Cubase LE 6.0.5 64-bit slows down when using Zoom ASIO.

Hi all,

i’m having some trouble with my Cubase. I use version LE 6.0.5, 64-bit, that came with the Zoom H4n.

I am running the program on a HP Laptop (Pavilion dm1) with Windows 7 64-bit (SP1), an AMD E1-1200 1,4 GHz processor and 4 GB RAM.

I have downloaded the latest ASIO driver (v 1.0.2) from Zoom’s website.

Cubase is running fine as long as i use the Generic Low Latency ASIO driver, but as soon as I swith to the Zoom ASIO driver the entire program slows down which makes recording impossible. This is not affected by changes to the latency.

Also, I have problems getting a signal from the Zoom device, sometimes it works but most of the time i get no signal at all into cubase.

I’m thinking that my problem might be that my computer simply is not powerful enough to run cubase with the zoom ASIO driver properly. I have tried doing a complete factory reset of my computer to speed it up, but that did not work.

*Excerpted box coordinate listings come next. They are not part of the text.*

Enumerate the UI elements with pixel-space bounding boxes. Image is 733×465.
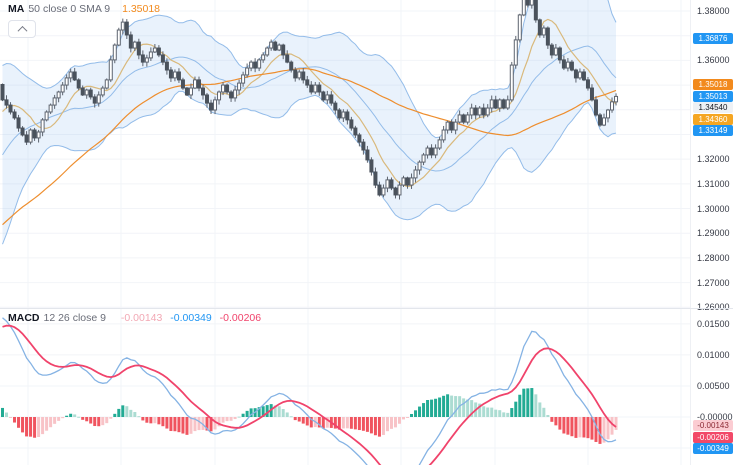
last-price-badge: 1.34540 [693,102,733,114]
axis-tick-label: 1.32000 [697,154,730,165]
price-axis[interactable]: 1.38000 1.36000 1.32000 1.31000 1.30000 1.290… [690,0,733,465]
macd-lines [2,317,617,465]
ma50-line [2,67,617,226]
bollinger-upper-badge: 1.36876 [693,33,733,45]
axis-tick-label: 0.01000 [697,349,730,360]
sma-9-smoothing-badge: 1.34360 [693,113,733,125]
indicator-value: 1.35018 [122,3,161,15]
bollinger-bands [2,0,617,245]
moving-average-lines [2,18,617,226]
bollinger-basis-line [2,45,617,172]
bollinger-lower-line [2,90,617,245]
axis-tick-label: 1.28000 [697,252,730,263]
macd-histogram-badge: -0.00143 [693,420,733,432]
macd-signal-value: -0.00206 [219,312,262,324]
axis-tick-label: 0.00500 [697,380,730,391]
macd-line-value: -0.00349 [170,312,212,324]
axis-tick-label: 1.30000 [697,203,730,214]
macd-line [2,317,617,465]
macd-indicator-legend: MACD 12 26 close 9 -0.00143 -0.00349 -0.0… [8,312,261,324]
indicator-params: 50 close 0 SMA 9 [28,3,111,15]
macd-line-badge: -0.00349 [693,443,733,455]
axis-tick-label: 1.31000 [697,178,730,189]
axis-tick-label: 0.01500 [697,318,730,329]
macd-histogram [1,388,618,444]
bollinger-lower-badge: 1.33149 [693,125,733,137]
macd-histogram-value: -0.00143 [120,312,163,324]
axis-tick-label: 1.36000 [697,55,730,66]
bollinger-upper-line [2,0,617,139]
pane-separator[interactable] [0,308,733,309]
chevron-up-icon [17,25,27,36]
macd-params: 12 26 close 9 [43,312,106,324]
indicator-title: MA [8,3,25,15]
macd-signal-badge: -0.00206 [693,431,733,443]
ma-50-badge: 1.35018 [693,79,733,91]
axis-tick-label: 1.29000 [697,228,730,239]
axis-tick-label: 1.27000 [697,277,730,288]
candlestick-series [0,0,619,200]
bollinger-basis-badge: 1.35013 [693,90,733,102]
macd-title: MACD [8,312,40,324]
macd-signal-line [2,324,617,465]
axis-tick-label: 1.38000 [697,6,730,16]
axis-tick-label: 1.26000 [697,302,730,312]
axis-tick-label: -0.00000 [697,412,733,422]
collapse-legend-button[interactable] [8,20,36,38]
main-indicator-legend: MA 50 close 0 SMA 9 1.35018 [8,3,160,15]
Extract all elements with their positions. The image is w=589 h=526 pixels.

Are there any ideas of other solutions to this problem than buying a new computer? Or is new hardware the only solution?

Very grateful for help!

Thanks!

Don’t know if this will help, but I also Run a line 6 pedal USB, If I have them both enabled as input, really screws things up. fixes everything as soon as I uncheck my line 6 pedal as an input, and only run the H4.
Would really like to find a fix for this, as it would be really cool to be able to room record through my Zoom H4, while simultaniously recording an independant track from my line 6 pedal, isolating the guitar, which could later be used for a base track to seperatley record all of the other instruments while maintaining that “lightening in a bottle” that comes only from jamming with my buddies live.
If anyone has a solution for this, would much appreciate a solution thrown out there.

Bump?

Your computer is plenty fast enough, this sounds more like a driver conflict, have you updated the firmware on your H4n?

Cubase only really records from one audio interface at a time, this is because each soundcard (Which your USB devices effectively are) runs its own clock and has no way of synchronising to another soundcard. If the program would try to run the two or more cards at once they would not match up correctly, fine for a consumer product, unacceptable for a professional product such as Cubase so the ASIO standard only allows for one functional soundcard at a time even though it allows more than one to be connected, but that card can have any number of outputs. Most people trying to work the way you do would be using a multichannel soundcard of some sort.